Well amazingly, 6 months of our trip is nearly up, and the travelling phase, which has taken us through 10 countries, is drawing to a close. We are seeing it out on the beautiful Thai island of Koh Tao, getting some well earned rest, and a decent amount of sun, despite it being the rainy season here.
The previous 3 weeks we spent in Myanmar (Burma), which turned out to be a perfect substitute for Tibet - a land with half a million Buddhist monks, very few tourists, and one of the friendliest peoples we have ever experienced. Sadly the other thing it shares with Tibet is the suppression of the local people by its government.
Historical highlights included Bagan, a massive temple site with 4000 stupas built at the height of the Bamar empire (11th - 14th centuries), fantastically rundown British colonial buildings in Yangon (Rangoon), and the old capital Mandalay with its myriad temples, monks and monasteries.
But, as ever in places which see few tourists, the highlight was the people.
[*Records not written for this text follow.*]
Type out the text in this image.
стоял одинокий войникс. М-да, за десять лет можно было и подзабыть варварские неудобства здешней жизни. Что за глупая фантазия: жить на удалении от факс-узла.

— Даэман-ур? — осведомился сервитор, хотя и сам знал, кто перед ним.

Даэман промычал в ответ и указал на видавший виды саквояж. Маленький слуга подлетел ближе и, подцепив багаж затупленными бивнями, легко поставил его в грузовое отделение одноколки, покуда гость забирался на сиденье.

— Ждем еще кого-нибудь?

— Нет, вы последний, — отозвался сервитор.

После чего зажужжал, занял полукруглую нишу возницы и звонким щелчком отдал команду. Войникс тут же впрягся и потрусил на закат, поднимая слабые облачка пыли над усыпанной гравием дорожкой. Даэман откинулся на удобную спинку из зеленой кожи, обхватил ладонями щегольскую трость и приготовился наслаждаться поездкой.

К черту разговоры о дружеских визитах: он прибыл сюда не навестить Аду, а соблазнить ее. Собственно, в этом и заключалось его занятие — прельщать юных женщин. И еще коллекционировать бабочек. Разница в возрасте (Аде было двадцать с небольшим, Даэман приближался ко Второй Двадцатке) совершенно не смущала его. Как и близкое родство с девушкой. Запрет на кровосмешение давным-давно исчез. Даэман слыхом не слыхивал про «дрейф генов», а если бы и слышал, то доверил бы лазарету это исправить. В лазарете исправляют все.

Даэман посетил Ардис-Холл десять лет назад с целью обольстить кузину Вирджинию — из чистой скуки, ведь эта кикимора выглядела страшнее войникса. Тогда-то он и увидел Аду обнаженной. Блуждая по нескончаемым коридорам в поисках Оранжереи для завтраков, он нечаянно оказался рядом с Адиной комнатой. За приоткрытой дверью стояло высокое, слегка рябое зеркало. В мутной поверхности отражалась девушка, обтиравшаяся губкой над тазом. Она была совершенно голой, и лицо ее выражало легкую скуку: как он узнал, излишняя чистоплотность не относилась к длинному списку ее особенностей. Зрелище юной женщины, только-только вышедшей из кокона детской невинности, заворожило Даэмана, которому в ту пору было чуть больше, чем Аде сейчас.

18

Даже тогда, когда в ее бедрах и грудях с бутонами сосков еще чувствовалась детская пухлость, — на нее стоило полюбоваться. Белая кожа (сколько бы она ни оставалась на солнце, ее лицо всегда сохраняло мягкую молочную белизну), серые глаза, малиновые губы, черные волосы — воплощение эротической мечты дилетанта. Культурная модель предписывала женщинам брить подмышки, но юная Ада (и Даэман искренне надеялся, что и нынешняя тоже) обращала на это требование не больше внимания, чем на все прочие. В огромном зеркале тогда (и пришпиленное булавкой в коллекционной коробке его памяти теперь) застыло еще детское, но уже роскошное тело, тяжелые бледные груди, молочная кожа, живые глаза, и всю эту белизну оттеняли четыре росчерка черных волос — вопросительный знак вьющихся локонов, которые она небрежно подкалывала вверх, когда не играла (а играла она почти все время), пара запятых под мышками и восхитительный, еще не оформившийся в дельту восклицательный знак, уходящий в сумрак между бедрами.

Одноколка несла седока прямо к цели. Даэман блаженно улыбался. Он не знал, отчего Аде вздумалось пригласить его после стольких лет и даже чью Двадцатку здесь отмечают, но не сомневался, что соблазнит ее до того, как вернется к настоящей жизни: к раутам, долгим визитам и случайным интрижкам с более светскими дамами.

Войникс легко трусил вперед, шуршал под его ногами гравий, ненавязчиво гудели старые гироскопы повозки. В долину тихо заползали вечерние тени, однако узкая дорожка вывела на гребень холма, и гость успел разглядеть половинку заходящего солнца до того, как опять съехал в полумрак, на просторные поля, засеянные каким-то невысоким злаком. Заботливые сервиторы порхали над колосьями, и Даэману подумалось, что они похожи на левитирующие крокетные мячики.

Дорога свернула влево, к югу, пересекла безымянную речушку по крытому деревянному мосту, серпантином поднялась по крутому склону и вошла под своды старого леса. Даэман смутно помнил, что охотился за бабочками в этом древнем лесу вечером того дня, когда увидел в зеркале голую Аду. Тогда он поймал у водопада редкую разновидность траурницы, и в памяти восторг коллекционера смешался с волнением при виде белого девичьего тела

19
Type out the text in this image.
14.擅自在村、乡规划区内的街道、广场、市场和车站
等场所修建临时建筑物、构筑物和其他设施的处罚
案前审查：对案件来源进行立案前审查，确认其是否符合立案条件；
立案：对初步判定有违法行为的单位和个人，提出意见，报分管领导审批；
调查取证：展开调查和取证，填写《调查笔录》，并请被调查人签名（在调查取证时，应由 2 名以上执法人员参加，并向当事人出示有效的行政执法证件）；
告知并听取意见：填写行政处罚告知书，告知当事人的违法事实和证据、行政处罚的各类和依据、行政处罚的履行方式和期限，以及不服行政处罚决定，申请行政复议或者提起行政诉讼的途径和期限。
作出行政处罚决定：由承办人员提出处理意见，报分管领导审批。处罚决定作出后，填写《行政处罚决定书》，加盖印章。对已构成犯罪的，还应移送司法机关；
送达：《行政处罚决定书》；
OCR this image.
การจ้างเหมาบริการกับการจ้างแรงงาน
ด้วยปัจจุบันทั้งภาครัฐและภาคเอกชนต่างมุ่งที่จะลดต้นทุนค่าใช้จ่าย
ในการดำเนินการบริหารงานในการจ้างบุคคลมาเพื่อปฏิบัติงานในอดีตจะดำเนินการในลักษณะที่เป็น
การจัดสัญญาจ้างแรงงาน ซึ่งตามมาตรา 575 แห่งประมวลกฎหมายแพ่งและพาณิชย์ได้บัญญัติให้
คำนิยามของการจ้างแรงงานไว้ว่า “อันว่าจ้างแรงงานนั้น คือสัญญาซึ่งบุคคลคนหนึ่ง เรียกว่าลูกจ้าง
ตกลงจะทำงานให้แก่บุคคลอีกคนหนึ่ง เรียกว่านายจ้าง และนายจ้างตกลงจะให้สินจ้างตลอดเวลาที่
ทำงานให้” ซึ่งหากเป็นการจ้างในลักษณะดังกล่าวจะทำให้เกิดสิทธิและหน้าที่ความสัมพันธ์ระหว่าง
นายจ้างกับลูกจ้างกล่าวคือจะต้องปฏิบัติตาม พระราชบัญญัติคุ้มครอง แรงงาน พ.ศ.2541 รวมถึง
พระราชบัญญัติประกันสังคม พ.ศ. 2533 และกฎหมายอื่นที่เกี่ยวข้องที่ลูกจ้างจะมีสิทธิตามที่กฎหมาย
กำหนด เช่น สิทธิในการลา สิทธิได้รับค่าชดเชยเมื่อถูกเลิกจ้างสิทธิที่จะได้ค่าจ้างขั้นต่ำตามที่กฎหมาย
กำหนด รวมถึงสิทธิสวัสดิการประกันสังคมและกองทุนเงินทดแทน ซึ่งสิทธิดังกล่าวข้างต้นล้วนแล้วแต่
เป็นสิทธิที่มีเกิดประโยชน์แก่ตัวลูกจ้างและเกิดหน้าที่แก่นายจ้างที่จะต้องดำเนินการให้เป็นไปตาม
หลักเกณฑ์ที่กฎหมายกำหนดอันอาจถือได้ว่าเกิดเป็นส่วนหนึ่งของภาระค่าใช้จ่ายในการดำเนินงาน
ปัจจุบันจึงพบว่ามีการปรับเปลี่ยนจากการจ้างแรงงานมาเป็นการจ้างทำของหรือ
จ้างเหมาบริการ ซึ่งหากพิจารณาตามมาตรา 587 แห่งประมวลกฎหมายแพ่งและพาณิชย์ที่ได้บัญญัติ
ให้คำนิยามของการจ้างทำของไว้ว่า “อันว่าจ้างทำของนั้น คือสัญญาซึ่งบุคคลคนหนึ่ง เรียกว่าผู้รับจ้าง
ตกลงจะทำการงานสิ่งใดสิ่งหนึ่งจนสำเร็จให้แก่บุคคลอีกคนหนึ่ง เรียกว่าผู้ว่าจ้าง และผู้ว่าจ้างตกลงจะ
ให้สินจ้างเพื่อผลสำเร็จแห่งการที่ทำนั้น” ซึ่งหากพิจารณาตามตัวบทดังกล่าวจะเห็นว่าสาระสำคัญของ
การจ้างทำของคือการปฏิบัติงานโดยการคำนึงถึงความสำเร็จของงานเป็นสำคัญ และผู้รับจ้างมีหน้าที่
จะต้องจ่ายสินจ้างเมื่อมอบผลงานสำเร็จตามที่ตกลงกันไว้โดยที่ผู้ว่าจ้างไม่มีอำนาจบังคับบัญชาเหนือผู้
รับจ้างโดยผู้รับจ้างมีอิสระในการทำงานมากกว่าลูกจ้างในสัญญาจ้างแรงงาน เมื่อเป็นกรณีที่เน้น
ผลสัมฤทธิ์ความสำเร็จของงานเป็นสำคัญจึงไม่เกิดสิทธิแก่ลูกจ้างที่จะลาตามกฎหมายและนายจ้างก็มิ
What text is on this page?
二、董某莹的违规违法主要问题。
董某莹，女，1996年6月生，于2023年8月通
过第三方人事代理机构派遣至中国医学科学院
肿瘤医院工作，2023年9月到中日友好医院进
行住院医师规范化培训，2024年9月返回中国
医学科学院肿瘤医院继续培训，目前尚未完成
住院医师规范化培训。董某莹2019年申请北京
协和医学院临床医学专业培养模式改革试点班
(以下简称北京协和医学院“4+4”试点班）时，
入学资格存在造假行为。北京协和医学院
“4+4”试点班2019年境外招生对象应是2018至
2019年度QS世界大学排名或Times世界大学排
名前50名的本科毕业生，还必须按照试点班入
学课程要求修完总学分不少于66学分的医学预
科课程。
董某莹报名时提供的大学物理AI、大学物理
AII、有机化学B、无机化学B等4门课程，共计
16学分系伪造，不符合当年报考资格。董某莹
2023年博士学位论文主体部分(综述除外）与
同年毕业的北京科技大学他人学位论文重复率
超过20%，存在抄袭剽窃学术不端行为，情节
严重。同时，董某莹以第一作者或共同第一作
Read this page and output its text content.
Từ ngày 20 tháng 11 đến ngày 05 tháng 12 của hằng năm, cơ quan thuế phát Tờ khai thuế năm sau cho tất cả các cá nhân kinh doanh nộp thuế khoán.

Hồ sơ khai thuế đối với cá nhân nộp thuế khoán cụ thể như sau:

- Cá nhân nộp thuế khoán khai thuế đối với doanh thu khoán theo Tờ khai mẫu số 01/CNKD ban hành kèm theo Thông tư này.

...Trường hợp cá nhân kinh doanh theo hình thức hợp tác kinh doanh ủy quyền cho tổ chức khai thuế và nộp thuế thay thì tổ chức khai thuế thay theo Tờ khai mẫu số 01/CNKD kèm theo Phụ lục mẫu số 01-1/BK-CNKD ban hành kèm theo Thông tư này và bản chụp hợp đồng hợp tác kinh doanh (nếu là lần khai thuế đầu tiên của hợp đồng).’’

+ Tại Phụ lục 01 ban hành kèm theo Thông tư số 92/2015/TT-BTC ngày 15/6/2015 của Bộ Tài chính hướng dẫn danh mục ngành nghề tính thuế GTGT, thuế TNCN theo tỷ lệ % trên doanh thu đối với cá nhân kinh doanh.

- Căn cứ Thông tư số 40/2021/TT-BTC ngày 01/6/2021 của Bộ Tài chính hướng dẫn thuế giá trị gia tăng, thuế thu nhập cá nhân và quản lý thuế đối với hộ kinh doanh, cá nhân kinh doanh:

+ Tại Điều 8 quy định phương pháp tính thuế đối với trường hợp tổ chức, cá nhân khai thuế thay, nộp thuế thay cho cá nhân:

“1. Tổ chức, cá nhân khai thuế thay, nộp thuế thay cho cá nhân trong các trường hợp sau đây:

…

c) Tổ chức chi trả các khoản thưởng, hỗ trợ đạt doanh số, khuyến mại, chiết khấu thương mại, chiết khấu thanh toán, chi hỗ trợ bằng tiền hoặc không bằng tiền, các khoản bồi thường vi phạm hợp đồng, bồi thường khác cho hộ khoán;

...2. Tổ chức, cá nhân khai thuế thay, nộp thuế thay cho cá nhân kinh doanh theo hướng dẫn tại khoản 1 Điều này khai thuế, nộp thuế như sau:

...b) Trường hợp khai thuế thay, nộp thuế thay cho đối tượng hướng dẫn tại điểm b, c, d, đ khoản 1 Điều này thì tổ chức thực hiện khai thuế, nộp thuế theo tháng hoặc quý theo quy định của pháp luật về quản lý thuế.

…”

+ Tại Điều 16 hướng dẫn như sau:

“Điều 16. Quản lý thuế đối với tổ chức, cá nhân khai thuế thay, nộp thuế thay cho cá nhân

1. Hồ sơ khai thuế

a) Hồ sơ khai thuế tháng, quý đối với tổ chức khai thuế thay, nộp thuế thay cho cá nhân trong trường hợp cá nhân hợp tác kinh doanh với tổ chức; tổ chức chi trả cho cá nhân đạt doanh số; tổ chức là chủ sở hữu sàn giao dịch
From the town of Hsipaw in the mountainous Shan state, we made a 4 day motorbike expedition into the surrounding country with a local man, driving along narrow, muddy, almost impassable dirt tracks and staying with local families in the hillside villages. In these places, white faces are such a rarity that crowds of children would swarm into the streets to stare at us as we passed. Alice's blonde hair in particular was amazing to them. The hospitality was incredible, and the experience one of the best of our travels to date.
Even in cities, as we walked through the streets, everyone waved and shouted hello. Many were keen to know what we thought of their country and share with us their frustrations about their government. We were not expecting to find such openness somewhere so repressed, and the fact that we did is testament to the spirit of the people.
But at times it was frustrating. From hilltops you can look down on mansions, golf courses and airfields, reserved for the sole use of the military, and many told us good jobs can only be obtained by family connections or large bribes. But the political corruption is the hardest to bear: the leader of the opposition party was put under house arrest in 2007 for the third time since her party won a landslide election victory in 1990. Of course they have never been handed power. We met a lady whose husband has been put in prison for 10 years on made up charges because he is viewed as a political threat. Even to get our tourist visa, we had to sign a document stating that we would not interfere with the country's internal affairs! Perhaps most frustrating of all is that despite all that this government has done to its people, the Chinese and Indians continue to keep it afloat with huge amounts of trade (nullifying the effect of sanctions imposed by western governments), and the international community at large seems largely disinterested in applying any pressure to change the situation. It is remarkable that under the circumstances the people remain so friendly and happy on the surface.
From here, we now go our separate ways, Alice back to England for her PGCE interview and Ross on to Sydney, and then Fiji to begin 2 months of voluntary work.